Publié le 2025-11-02 20:00:00. L’inflation frappe les rayons des marchés de Noël : les prix des douceurs traditionnelles, du pain d’épices au chocolat, ont considérablement augmenté, obligeant les consommateurs à revoir leurs habitudes d’achat.
Les habitants d’Aalen l’ont constaté ce mercredi matin : les prix des friandises de saison ont grimpé en flèche. Un paquet de 300 grammes de cœurs de pain d’épices fourrés de la marque Weiss coûte désormais 3,39 euros, tandis qu’un paquet de cœurs fourrés « Akora Edelherb » de Bahlsen, contenant deux fois moins de produit, s’affiche à 2,49 euros. La situation est similaire pour le chocolat : 70 grammes de « Santa Glamour » de Lindt se vendent 3,99 euros, et cinq mini lutins Lindt atteignent le prix impressionnant de 4,99 euros, soit près de 100 euros le kilo.
« Tout est devenu beaucoup plus cher », témoigne Eda, 39 ans, en faisant ses courses. « Mon fils adore le pain d’épices, mais on ne peut plus se permettre d’en acheter comme avant », soupire-t-elle. Elin, 32 ans, acquiesce : « C’est incroyable, les prix ont vraiment augmenté. »
Selon les calculs de l’Office fédéral de la statistique, les prix du chocolat ont augmenté de 72,5 % en septembre 2025 par rapport à 2020, tandis que les autres confiseries ont pris 37,6 %. Les entreprises de vente au détail pourraient expliquer ces hausses par l’augmentation des coûts des matières premières, de l’énergie et de la logistique. Cependant, elles restent discrètes sur leurs marges.
Solveig Schneider, responsable de la communication de l’Association fédérale de l’industrie allemande de la confiserie (BDSI), précise que la fixation des prix relève des détaillants, mais que les entreprises préfèrent ne pas divulguer leurs tarifs pour des raisons de concurrence. Contactés, Kaufland et Rewe Markt GmbH se sont refusés à commenter leurs politiques de prix.
« En principe, les variations de prix dans le commerce de détail peuvent dépendre de différents facteurs, tels que l’augmentation des coûts des matières premières, de l’énergie ou de la logistique », explique Alexander Strehlau, de la chaîne de pharmacies dm. « Les augmentations des prix des produits contenant du cacao ou du chocolat sont perceptibles dans toute la branche. »
Lidl, de son côté, assure se concentrer sur la proposition des prix les plus bas, sans compromettre la qualité. « Cela signifie que les clients de Lidl peuvent toujours compter sur le meilleur rapport qualité-prix possible, et au même prix dans toute l’Allemagne », affirme Christian Herzog du service de presse de Lidl Service GmbH & Co.
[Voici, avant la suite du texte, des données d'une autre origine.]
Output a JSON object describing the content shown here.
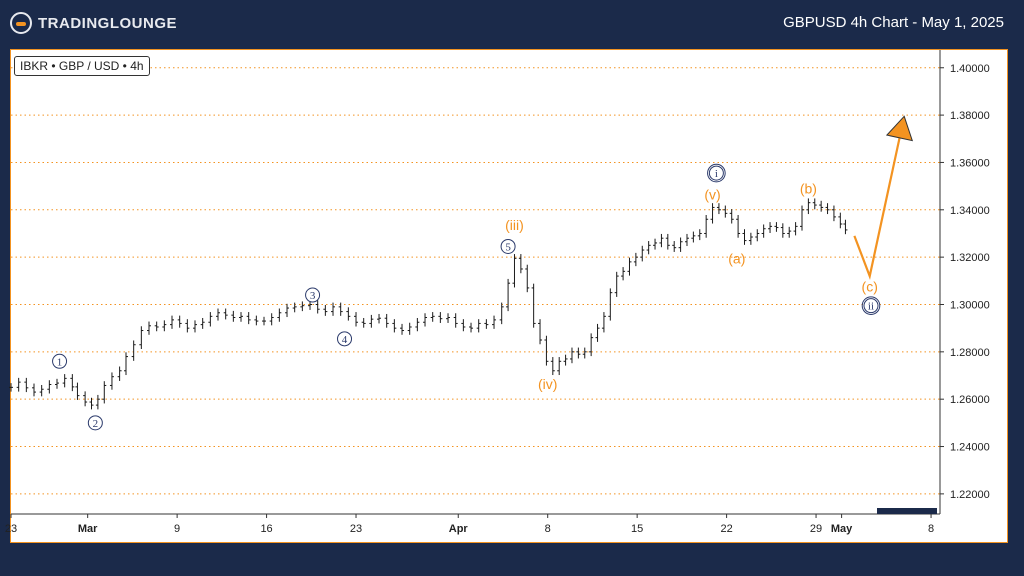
{
  "header": {
    "logo_text": "TRADINGLOUNGE",
    "title": "GBPUSD 4h Chart - May 1, 2025"
  },
  "ticker": "IBKR • GBP / USD • 4h",
  "colors": {
    "background": "#1b2a4a",
    "accent": "#f39321",
    "wave_navy": "#2b3a6b",
    "candle": "#1a1a1a",
    "grid": "#f39321",
    "current_price_box": "#1b2a4a"
  },
  "chart_data": {
    "type": "line",
    "title": "GBPUSD 4h Chart - May 1, 2025",
    "xlabel": "",
    "ylabel": "",
    "y_ticks": [
      "1.40000",
      "1.38000",
      "1.36000",
      "1.34000",
      "1.32000",
      "1.30000",
      "1.28000",
      "1.26000",
      "1.24000",
      "1.22000"
    ],
    "ylim": [
      1.2115,
      1.4075
    ],
    "x_ticks": [
      {
        "label": "23",
        "day": 0
      },
      {
        "label": "Mar",
        "day": 6
      },
      {
        "label": "9",
        "day": 13
      },
      {
        "label": "16",
        "day": 20
      },
      {
        "label": "23",
        "day": 27
      },
      {
        "label": "Apr",
        "day": 35
      },
      {
        "label": "8",
        "day": 42
      },
      {
        "label": "15",
        "day": 49
      },
      {
        "label": "22",
        "day": 56
      },
      {
        "label": "29",
        "day": 63
      },
      {
        "label": "May",
        "day": 65
      },
      {
        "label": "8",
        "day": 72
      }
    ],
    "xlim": [
      0,
      72.7
    ],
    "grid": "horizontal dotted",
    "price_series": [
      [
        0.0,
        1.265
      ],
      [
        0.6,
        1.2672
      ],
      [
        1.2,
        1.2648
      ],
      [
        1.8,
        1.263
      ],
      [
        2.4,
        1.2642
      ],
      [
        3.0,
        1.2662
      ],
      [
        3.6,
        1.2668
      ],
      [
        4.2,
        1.2688
      ],
      [
        4.8,
        1.2652
      ],
      [
        5.2,
        1.2615
      ],
      [
        5.8,
        1.2588
      ],
      [
        6.3,
        1.2575
      ],
      [
        6.8,
        1.26
      ],
      [
        7.3,
        1.2658
      ],
      [
        7.9,
        1.2695
      ],
      [
        8.5,
        1.272
      ],
      [
        9.0,
        1.278
      ],
      [
        9.6,
        1.283
      ],
      [
        10.2,
        1.289
      ],
      [
        10.8,
        1.291
      ],
      [
        11.4,
        1.2905
      ],
      [
        12.0,
        1.2915
      ],
      [
        12.6,
        1.2935
      ],
      [
        13.2,
        1.292
      ],
      [
        13.8,
        1.29
      ],
      [
        14.4,
        1.2915
      ],
      [
        15.0,
        1.2925
      ],
      [
        15.6,
        1.295
      ],
      [
        16.2,
        1.2965
      ],
      [
        16.8,
        1.2955
      ],
      [
        17.4,
        1.2945
      ],
      [
        18.0,
        1.295
      ],
      [
        18.6,
        1.2935
      ],
      [
        19.2,
        1.293
      ],
      [
        19.8,
        1.293
      ],
      [
        20.4,
        1.2945
      ],
      [
        21.0,
        1.2965
      ],
      [
        21.6,
        1.2985
      ],
      [
        22.2,
        1.299
      ],
      [
        22.8,
        1.2995
      ],
      [
        23.4,
        1.3
      ],
      [
        24.0,
        1.298
      ],
      [
        24.6,
        1.297
      ],
      [
        25.2,
        1.299
      ],
      [
        25.8,
        1.297
      ],
      [
        26.4,
        1.295
      ],
      [
        27.0,
        1.2925
      ],
      [
        27.6,
        1.292
      ],
      [
        28.2,
        1.2938
      ],
      [
        28.8,
        1.2942
      ],
      [
        29.4,
        1.292
      ],
      [
        30.0,
        1.29
      ],
      [
        30.6,
        1.289
      ],
      [
        31.2,
        1.2905
      ],
      [
        31.8,
        1.2925
      ],
      [
        32.4,
        1.2945
      ],
      [
        33.0,
        1.295
      ],
      [
        33.6,
        1.294
      ],
      [
        34.2,
        1.2945
      ],
      [
        34.8,
        1.292
      ],
      [
        35.4,
        1.2905
      ],
      [
        36.0,
        1.29
      ],
      [
        36.6,
        1.292
      ],
      [
        37.2,
        1.2915
      ],
      [
        37.8,
        1.2935
      ],
      [
        38.4,
        1.299
      ],
      [
        38.9,
        1.309
      ],
      [
        39.4,
        1.3195
      ],
      [
        39.9,
        1.315
      ],
      [
        40.4,
        1.307
      ],
      [
        40.9,
        1.292
      ],
      [
        41.4,
        1.285
      ],
      [
        41.9,
        1.276
      ],
      [
        42.4,
        1.272
      ],
      [
        42.9,
        1.276
      ],
      [
        43.4,
        1.277
      ],
      [
        43.9,
        1.28
      ],
      [
        44.4,
        1.279
      ],
      [
        44.9,
        1.28
      ],
      [
        45.4,
        1.286
      ],
      [
        45.9,
        1.29
      ],
      [
        46.4,
        1.295
      ],
      [
        46.9,
        1.305
      ],
      [
        47.4,
        1.312
      ],
      [
        47.9,
        1.314
      ],
      [
        48.4,
        1.318
      ],
      [
        48.9,
        1.32
      ],
      [
        49.4,
        1.323
      ],
      [
        49.9,
        1.325
      ],
      [
        50.4,
        1.326
      ],
      [
        50.9,
        1.328
      ],
      [
        51.4,
        1.325
      ],
      [
        51.9,
        1.324
      ],
      [
        52.4,
        1.3265
      ],
      [
        52.9,
        1.328
      ],
      [
        53.4,
        1.329
      ],
      [
        53.9,
        1.33
      ],
      [
        54.4,
        1.336
      ],
      [
        54.9,
        1.341
      ],
      [
        55.4,
        1.34
      ],
      [
        55.9,
        1.3385
      ],
      [
        56.4,
        1.336
      ],
      [
        56.9,
        1.33
      ],
      [
        57.4,
        1.327
      ],
      [
        57.9,
        1.3285
      ],
      [
        58.4,
        1.33
      ],
      [
        58.9,
        1.332
      ],
      [
        59.4,
        1.333
      ],
      [
        59.9,
        1.3325
      ],
      [
        60.4,
        1.33
      ],
      [
        60.9,
        1.331
      ],
      [
        61.4,
        1.333
      ],
      [
        61.9,
        1.34
      ],
      [
        62.4,
        1.343
      ],
      [
        62.9,
        1.342
      ],
      [
        63.4,
        1.341
      ],
      [
        63.9,
        1.34
      ],
      [
        64.4,
        1.337
      ],
      [
        64.9,
        1.334
      ],
      [
        65.3,
        1.3315
      ]
    ],
    "projection": [
      [
        66.0,
        1.329
      ],
      [
        67.2,
        1.312
      ],
      [
        69.8,
        1.377
      ]
    ],
    "wave_labels": [
      {
        "text": "1",
        "day": 3.8,
        "price": 1.276,
        "style": "circled",
        "color": "navy"
      },
      {
        "text": "2",
        "day": 6.6,
        "price": 1.25,
        "style": "circled",
        "color": "navy"
      },
      {
        "text": "3",
        "day": 23.6,
        "price": 1.304,
        "style": "circled",
        "color": "navy"
      },
      {
        "text": "4",
        "day": 26.1,
        "price": 1.2855,
        "style": "circled",
        "color": "navy"
      },
      {
        "text": "5",
        "day": 38.9,
        "price": 1.3245,
        "style": "circled",
        "color": "navy"
      },
      {
        "text": "(iii)",
        "day": 39.4,
        "price": 1.3335,
        "style": "text",
        "color": "orange"
      },
      {
        "text": "(iv)",
        "day": 42.0,
        "price": 1.2665,
        "style": "text",
        "color": "orange"
      },
      {
        "text": "(v)",
        "day": 54.9,
        "price": 1.3465,
        "style": "text",
        "color": "orange"
      },
      {
        "text": "i",
        "day": 55.2,
        "price": 1.3555,
        "style": "circled-double",
        "color": "navy"
      },
      {
        "text": "(a)",
        "day": 56.8,
        "price": 1.3195,
        "style": "text",
        "color": "orange"
      },
      {
        "text": "(b)",
        "day": 62.4,
        "price": 1.349,
        "style": "text",
        "color": "orange"
      },
      {
        "text": "(c)",
        "day": 67.2,
        "price": 1.3075,
        "style": "text",
        "color": "orange"
      },
      {
        "text": "ii",
        "day": 67.3,
        "price": 1.2995,
        "style": "circled-double",
        "color": "navy"
      }
    ],
    "current_price": 1.3315
  }
}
KG.
Face à ces prix en hausse, les consommateurs adaptent leurs habitudes. « J’aime acheter du pain d’épices et des dominos, mais j’en achèterai moins », déclare Selin. Elin ajoute : « Au lieu de trois morceaux, on n’en mange qu’un. » D’autres, comme Fred, 74 ans, privilégient la qualité et le local : « C’est mieux de manger moins, mais d’aller chercher de la qualité chez le confiseur, du très bon et du local », conseille-t-il.
Ute, présente sur le marché, confirme cette tendance : « Beaucoup de produits alimentaires sont devenus plus chers, y compris les noix et les amandes, donc je n’achète que ce qui est proposé. » Elle et ses amies préparent désormais leurs propres biscuits et Springerle, une spécialité souabe, pour faire face à l’inflation. L’Avent approche, et les traditions se perpétuent, mais avec modération.